The myriad forms and mediums of art beg the question – what defines art? If it is not produced by an established ‘artist’ in an established studio space with an established medium, is it art? The nature of art has been described by Richard Wollheim as “one of the most elusive of the traditional problems of human culture”. Different viewpoints have been proposed to tackle this difficult question – realists will say art is not art unless it has aesthetic quality that has value independent of subjective opinion, while relativists will say there is no absolute value to art, and it depends on and varies with the human experience by different humans.
There is no better example to illustrate this divide than graffiti (fun fact: did you know that the singular form of graffiti is graffito?). Graffiti has existed since ancient times, with examples dating back to Ancient Greece and the Roman Empire. The earliest forms date back to 30,000 BCE in the form of prehistoric cave paintings using tools such as animal bones and pigments. The ancient Romans carved graffiti on walls and monuments. More recent forms of graffiti have been used to convey political or social commentary – in 1970s, the hostility of American youth culture was conveyed through popular graffiti stating “Dick Nixon Before He Dicks You”. The Israeli West Bank barrier has become a site for graffiti, as was the Berlin wall decades before. In Vancouver, graffiti has been used to beautify aesthetically unappealing concrete buildings through the East Vancouver Mural Project.
If the point of art is to express oneself, and the value of “art” is subjectively defined, who are we to say whether these expressions are considered art? One reason, which you’ve probably all thought of my now, is if this ‘art’ was done on property without the owner’s consent – this, my friends, is what you’d call vandalism.

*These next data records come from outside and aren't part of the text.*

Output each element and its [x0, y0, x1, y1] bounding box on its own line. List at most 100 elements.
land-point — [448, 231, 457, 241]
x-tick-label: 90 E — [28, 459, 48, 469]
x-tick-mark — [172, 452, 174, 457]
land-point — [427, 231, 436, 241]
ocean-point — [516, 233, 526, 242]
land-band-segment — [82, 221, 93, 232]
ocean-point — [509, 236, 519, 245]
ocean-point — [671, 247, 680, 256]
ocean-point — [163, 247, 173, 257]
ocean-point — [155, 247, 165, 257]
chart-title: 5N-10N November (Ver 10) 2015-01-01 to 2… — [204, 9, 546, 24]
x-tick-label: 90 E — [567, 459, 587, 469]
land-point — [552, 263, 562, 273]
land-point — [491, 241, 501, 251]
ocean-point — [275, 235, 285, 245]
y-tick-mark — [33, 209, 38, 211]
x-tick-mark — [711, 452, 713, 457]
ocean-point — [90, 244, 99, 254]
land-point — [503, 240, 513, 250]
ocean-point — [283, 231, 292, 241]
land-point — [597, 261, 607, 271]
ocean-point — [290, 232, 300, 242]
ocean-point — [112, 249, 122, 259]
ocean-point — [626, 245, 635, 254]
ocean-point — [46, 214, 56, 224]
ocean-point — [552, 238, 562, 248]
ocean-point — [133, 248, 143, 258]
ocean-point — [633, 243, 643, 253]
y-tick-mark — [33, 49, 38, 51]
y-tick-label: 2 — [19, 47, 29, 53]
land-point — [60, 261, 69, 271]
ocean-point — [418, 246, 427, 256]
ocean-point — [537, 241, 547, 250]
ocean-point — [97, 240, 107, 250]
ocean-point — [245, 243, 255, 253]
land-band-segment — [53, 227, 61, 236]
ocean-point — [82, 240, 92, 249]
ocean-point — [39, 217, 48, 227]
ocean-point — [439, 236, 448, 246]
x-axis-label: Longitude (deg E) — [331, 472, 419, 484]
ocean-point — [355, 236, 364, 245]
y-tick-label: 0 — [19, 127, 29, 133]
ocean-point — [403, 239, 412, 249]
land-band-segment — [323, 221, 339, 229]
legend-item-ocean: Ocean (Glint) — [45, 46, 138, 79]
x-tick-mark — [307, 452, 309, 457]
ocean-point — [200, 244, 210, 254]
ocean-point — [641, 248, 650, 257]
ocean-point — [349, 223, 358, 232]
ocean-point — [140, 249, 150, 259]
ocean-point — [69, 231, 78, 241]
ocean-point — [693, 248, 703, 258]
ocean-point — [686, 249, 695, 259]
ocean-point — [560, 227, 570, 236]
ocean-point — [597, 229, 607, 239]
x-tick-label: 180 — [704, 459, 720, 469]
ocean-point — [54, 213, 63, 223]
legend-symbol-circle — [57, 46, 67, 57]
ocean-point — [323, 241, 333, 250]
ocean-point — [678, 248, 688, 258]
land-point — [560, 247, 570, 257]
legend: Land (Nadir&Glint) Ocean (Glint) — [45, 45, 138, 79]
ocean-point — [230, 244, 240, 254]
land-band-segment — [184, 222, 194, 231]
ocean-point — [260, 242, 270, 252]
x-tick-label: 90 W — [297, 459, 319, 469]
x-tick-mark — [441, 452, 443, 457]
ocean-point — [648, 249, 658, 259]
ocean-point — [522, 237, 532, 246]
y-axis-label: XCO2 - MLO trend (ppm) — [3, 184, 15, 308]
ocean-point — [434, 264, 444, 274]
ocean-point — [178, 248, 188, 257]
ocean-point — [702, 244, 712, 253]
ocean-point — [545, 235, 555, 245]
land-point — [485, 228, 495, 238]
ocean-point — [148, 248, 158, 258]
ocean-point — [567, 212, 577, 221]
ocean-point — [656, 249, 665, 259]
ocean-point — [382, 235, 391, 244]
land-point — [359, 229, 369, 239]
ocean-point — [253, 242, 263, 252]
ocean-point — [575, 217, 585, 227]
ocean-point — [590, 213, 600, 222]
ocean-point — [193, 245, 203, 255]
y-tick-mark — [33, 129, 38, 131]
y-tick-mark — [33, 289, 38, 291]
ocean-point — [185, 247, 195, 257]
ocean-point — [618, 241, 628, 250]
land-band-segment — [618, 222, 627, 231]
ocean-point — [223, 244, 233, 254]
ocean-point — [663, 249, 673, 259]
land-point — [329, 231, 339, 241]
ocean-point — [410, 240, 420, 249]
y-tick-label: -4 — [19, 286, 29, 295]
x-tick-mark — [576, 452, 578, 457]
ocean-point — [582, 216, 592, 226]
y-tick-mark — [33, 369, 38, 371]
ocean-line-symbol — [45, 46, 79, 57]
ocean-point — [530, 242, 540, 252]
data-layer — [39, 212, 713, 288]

Now. One could stop there and renounce vandalism as a criminal act and call it a day. And certainly, situations like this do exist – take the group of teenagers I saw defacing the building across the street from my apartment the other day, who had no other purpose but to destroy property. But what about those artists out there who do not have the luxury of a studio, a canvas, or a camera? Who resort to doing their art on city walls and streets because they have an artists’ compulsion to express oneself but not the means?